In our overclocking efforts we utilized MSI’s Afterburner, EVGA’s Precision, and ASUS’s GPU Tweak for extracting the most out of each card. All of our clocks were reached on the default voltage provided by the manufacturer, with only the board power being adjusted to its maximum setting.
First up in our overclock results we have the MSI GeForce GTX 660 Ti. We were able to run stable at 1150MHz GPU core and 7008MHz on the memory. That is a full 130MHz over the default core speed and 1000MHz over the default memory speed! The Boost Clock also got a 130MHz jump to 1228MHz.
Next up is the EVGA GeForce GTX 660 Ti Super Clock. The core was stable running 1080MHz, 100MHz over the default speeds and the memory reached the same 7008MHz as the MSI GeForce GTX 660 Ti. Boost Clock is tied to the core clock and got the same 100MHz bump up to 1159MHz.
Finally we have the ASUS GeForce GTX 660 Ti. By default it started out with the highest of the three GeForce GTX 660 Ti cards we have here, with 1059MHz on the core. After some tweaking we were able to get an additional 50MHz on the core and the same 1000MHz jump to 7008MHz on the memory. Boost clock went from 1137 to 1187MHz.
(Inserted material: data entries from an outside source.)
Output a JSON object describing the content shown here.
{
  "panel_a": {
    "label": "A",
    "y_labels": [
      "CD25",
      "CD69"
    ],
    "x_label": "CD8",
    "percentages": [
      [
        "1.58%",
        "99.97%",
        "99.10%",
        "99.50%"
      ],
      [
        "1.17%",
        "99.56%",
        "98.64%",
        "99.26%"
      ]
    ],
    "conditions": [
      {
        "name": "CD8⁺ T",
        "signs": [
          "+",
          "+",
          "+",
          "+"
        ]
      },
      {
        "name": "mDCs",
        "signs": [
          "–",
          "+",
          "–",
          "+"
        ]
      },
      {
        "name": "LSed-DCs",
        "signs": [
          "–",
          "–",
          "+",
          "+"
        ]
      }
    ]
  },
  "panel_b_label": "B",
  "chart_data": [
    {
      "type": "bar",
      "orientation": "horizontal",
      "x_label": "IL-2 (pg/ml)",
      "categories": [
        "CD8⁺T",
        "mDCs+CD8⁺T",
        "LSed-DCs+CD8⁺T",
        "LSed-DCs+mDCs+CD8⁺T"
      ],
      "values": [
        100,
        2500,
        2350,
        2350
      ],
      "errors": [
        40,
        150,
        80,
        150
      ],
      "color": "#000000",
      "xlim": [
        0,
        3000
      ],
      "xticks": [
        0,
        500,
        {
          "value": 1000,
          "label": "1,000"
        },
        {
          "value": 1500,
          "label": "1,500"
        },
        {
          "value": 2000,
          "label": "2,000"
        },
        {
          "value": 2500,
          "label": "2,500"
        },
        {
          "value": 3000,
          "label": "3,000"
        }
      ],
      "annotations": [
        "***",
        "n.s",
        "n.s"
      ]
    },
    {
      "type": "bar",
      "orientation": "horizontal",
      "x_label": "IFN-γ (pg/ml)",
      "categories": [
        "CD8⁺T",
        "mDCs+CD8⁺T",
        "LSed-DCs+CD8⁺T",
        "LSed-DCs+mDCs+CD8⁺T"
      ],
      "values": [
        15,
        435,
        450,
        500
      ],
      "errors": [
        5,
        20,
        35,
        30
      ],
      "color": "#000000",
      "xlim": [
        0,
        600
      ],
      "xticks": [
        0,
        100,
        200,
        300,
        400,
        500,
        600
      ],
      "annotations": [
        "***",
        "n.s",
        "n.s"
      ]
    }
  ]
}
For our overclocked results we turn back to 3D Mark 11. With the clocks turned up we see the MSI GeForce GTX 660 Ti Twin Frozr pull away and post one of the highest GPU’s scores we have seen for a single card. The extra cooling provided by the Twin Frozr cooler helps the GPU to stay in boost for longer amounts of time. The ASUS GeForce GTX 660 Ti also pulls off some great numbers here, coming in just shy of 10k GPU score. The EVGA GeForce GTX 660 Ti Super Clock is certainly not least as it is right on the heels of the ASUS card. While the numbers are great for bragging rights, you would be hard pressed to tell the difference between the 3 overclocked GeForce GTX 660 Ti cards in actual gameplay.